A Assembleia Legislativa de Santa Catarina aprovou nesta terça-feira, 26 de outubro, o Projeto de Lei, de autoria do deputado Bruno Souza (NOVO) que estabelece mais possibilidades de uso dos créditos tributários de substituição. Com a medida ficam permitidas:


- a transferência a outros contribuintes do Estado para compensação de imposto próprio;

- a transferência a outros contribuintes de outras unidades da Federação, inscritos como substitutos tributários, exclusivamente para compensação escritural de imposto devido por substituição tributária.

- a possibilidade de compensação de imposto próprio, mesmo em relação aos contribuintes de outras unidades da Federação.


As duas primeiras permissões já estavam previstas por meio de Decreto do Governo Estadual, mas com a aprovação passam a ser previstas em lei. A norma tem como finalidade gerar mais estabilidade e segurança aos pagadores de impostos, sendo uma medida de Estado.


A proposta segue agora para sanção do Governador do Estado.



Histórico

Previsto na Lei Estadual n. 10.297/1996, o regime de substituição tributária é o recolhimento antecipado pelo fornecedor, com base em valores presumidos, do ICMS devido em uma operação de venda.


Por ser valor presumido do fato gerador, muitas vezes, não corresponde à realidade do mercado, fazendo com que o contribuinte arque com tributo maior do que seria devido em caso de apuração no momento da operação.


Após decisão do STF que estabeleceu que “é devida a restituição da diferença do Imposto sobre Circulação de Mercadorias e Serviços (ICMS) pago a mais no regime de substituição tributária para a frente se a base de cálculo efetiva da operação for inferior à presumida”, o Estado de Santa Catarina regulamentou a questão por meio da Lei n. 10.297/96, e do Decreto n. 1.818/2018, sendo permitido que o crédito gerado por essa operação seja utilizado das seguintes formas:


1. Compensação escritural de imposto próprio ou devido por substituição tributária;

2.Transferência para qualquer estabelecimento do mesmo titular ou de empresa interdependente para compensação escritural de imposto próprio ou devido por substituição tributária;

3.Transferência a outros contribuintes do Estado, inscritos como substitutos tributários, exclusivamente para compensação escritural de imposto devido por substituição tributária.


Ou seja, o Decreto em sua redação primária impedia a transferência para utilização com imposto próprio.

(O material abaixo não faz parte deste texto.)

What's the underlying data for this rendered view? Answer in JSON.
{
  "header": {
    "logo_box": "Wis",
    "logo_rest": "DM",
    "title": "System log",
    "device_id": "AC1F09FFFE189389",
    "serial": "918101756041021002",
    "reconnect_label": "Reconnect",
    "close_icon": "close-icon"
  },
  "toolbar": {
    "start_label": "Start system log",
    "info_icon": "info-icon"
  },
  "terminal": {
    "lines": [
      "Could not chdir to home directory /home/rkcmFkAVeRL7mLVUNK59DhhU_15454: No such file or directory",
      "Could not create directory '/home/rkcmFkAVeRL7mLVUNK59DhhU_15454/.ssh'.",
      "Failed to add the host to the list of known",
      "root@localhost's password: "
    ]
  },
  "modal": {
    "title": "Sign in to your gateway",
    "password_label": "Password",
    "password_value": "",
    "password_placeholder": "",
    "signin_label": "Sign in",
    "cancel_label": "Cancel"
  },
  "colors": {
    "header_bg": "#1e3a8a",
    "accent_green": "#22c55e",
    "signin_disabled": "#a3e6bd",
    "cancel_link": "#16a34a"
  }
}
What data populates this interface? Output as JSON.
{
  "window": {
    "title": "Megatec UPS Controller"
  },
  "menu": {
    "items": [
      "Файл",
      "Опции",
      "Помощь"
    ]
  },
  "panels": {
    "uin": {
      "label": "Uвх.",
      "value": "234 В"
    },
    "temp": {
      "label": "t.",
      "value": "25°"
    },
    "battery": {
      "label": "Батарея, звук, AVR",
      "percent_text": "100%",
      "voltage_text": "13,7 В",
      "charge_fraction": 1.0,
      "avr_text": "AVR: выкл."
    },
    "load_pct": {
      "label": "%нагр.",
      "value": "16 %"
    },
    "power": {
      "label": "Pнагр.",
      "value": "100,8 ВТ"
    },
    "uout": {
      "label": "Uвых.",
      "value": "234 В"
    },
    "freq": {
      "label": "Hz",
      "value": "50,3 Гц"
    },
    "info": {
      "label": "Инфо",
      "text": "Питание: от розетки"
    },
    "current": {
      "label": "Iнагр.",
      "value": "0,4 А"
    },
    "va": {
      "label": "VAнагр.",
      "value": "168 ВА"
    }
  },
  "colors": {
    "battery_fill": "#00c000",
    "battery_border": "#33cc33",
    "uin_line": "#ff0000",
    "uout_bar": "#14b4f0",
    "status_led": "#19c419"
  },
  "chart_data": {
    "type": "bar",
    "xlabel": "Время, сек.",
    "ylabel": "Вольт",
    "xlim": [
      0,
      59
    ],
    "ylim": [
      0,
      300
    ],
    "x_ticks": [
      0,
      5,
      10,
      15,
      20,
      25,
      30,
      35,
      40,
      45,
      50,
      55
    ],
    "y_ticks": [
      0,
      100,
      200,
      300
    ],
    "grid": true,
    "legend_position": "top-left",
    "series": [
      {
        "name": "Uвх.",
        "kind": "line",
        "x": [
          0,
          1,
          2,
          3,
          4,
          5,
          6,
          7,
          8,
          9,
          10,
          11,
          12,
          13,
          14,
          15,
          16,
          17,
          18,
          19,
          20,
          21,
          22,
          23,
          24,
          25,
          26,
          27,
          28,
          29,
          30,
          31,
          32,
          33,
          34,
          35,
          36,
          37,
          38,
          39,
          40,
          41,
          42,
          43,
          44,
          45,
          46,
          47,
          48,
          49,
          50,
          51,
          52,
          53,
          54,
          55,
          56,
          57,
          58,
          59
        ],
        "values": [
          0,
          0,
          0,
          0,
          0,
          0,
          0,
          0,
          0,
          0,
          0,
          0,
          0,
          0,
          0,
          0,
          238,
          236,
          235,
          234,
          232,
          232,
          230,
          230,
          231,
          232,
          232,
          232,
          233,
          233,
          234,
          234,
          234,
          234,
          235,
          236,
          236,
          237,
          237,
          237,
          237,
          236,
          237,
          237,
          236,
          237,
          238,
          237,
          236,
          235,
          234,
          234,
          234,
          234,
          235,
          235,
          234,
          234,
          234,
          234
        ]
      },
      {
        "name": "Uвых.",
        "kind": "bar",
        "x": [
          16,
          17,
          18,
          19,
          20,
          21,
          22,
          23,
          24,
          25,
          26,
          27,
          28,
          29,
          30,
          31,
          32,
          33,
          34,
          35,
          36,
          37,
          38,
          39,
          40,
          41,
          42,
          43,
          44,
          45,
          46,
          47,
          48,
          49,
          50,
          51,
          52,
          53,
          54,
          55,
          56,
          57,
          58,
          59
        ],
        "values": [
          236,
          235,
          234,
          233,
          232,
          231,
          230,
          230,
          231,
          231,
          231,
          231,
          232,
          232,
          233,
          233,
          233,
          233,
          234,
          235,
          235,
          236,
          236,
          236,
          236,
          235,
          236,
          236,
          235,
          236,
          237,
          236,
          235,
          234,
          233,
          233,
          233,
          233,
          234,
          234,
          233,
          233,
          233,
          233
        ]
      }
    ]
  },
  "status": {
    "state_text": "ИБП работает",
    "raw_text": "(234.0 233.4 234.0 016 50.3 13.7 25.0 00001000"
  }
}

Em 2021, o Decreto n. 1.257/2021, da Daniela Reinehr, introduziu duas novas possibilidades:


1. Transferência a outros contribuintes do Estado para compensação de imposto próprio;

2.Transferência a outros contribuintes de outras unidades da Federação, inscritos como substitutos tributários, exclusivamente para compensação escritural de imposto devido por substituição tributária.


A nova lei vai além e introduz a possibilidade de compensação de imposto próprio, mesmo em relação aos contribuintes de outras unidades da Federação.


Além disso, destaca-se que essas alterações foram feitas por meio de Decreto de autoria de Governadora Interina, o que não tem estabilidade necessária para dar tranquilidade ao contribuinte. Desse modo, a introdução das possibilidades de compensação do crédito por meio de lei visa revestir a temática de segurança jurídica e estabilidade.